Occasionally teams mess around with putting a relief pitcher in the outfield for a single batter and then bringing him back to the mound after the batter is retired. It’s not common, but it’s a way to achieve some better matchups without burning a pitcher. It’s different, the advantages are probably minimal in the grand scheme, but it’s innovative I suppose.
The Rays skew innovative, particularly with their relief pitcher use, and today they did something I haven’t seem before. They did the old switch-in-switch-out with a reliever, but rather than hide the reliever in left field, they put him at third base for a single at bat.

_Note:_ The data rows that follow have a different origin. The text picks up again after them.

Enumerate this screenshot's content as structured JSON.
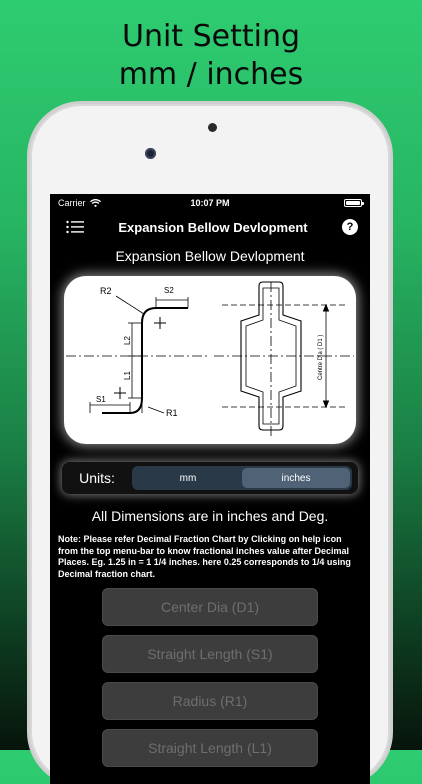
{
  "headline": {
    "line1": "Unit Setting",
    "line2": "mm / inches"
  },
  "status": {
    "carrier": "Carrier",
    "time": "10:07 PM"
  },
  "nav": {
    "title": "Expansion Bellow Devlopment",
    "help": "?"
  },
  "section_title": "Expansion Bellow Devlopment",
  "diagram_labels": {
    "r2": "R2",
    "s2": "S2",
    "l2": "L2",
    "l1": "L1",
    "s1": "S1",
    "r1": "R1",
    "centre_dia": "Centre Dia ( D1 )"
  },
  "units": {
    "label": "Units:",
    "options": [
      "mm",
      "inches"
    ],
    "selected": "inches"
  },
  "dims_note": "All Dimensions are in inches and Deg.",
  "help_note": "Note: Please refer Decimal Fraction Chart by Clicking on help icon from the top menu-bar to know fractional inches value after Decimal Places. Eg. 1.25 in = 1 1/4 inches. here 0.25 corresponds to 1/4 using Decimal fraction chart.",
  "fields": [
    {
      "placeholder": "Center Dia (D1)"
    },
    {
      "placeholder": "Straight Length (S1)"
    },
    {
      "placeholder": "Radius (R1)"
    },
    {
      "placeholder": "Straight Length (L1)"
    }
  ]
}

The pitcher was Sergio Romo. It looked like this:
There isn’t much more to show you because he didn’t get a chance to make a play. Still looks weird out there, though, right?
As for how it played out: Romo had finished the eighth inning on the mound. Lefty Greg Bird was leading off the ninth, so Rays manager Kevin Cash wanted a lefty to face him. Jonny Venters came in to face Bird, inducing a ground out. Then Romo got back on the mound. A couple of batters reached buy then Romo got Austin Romine to pop out and Brett Gardner to strike out. Rays win, Romo gets the save. I guess, in a way, he got a hold too, but they didn’t award him that. I guess you can’t get both a save and a hold? I dunno.
Anyway, modern baseball. It’s fantastic.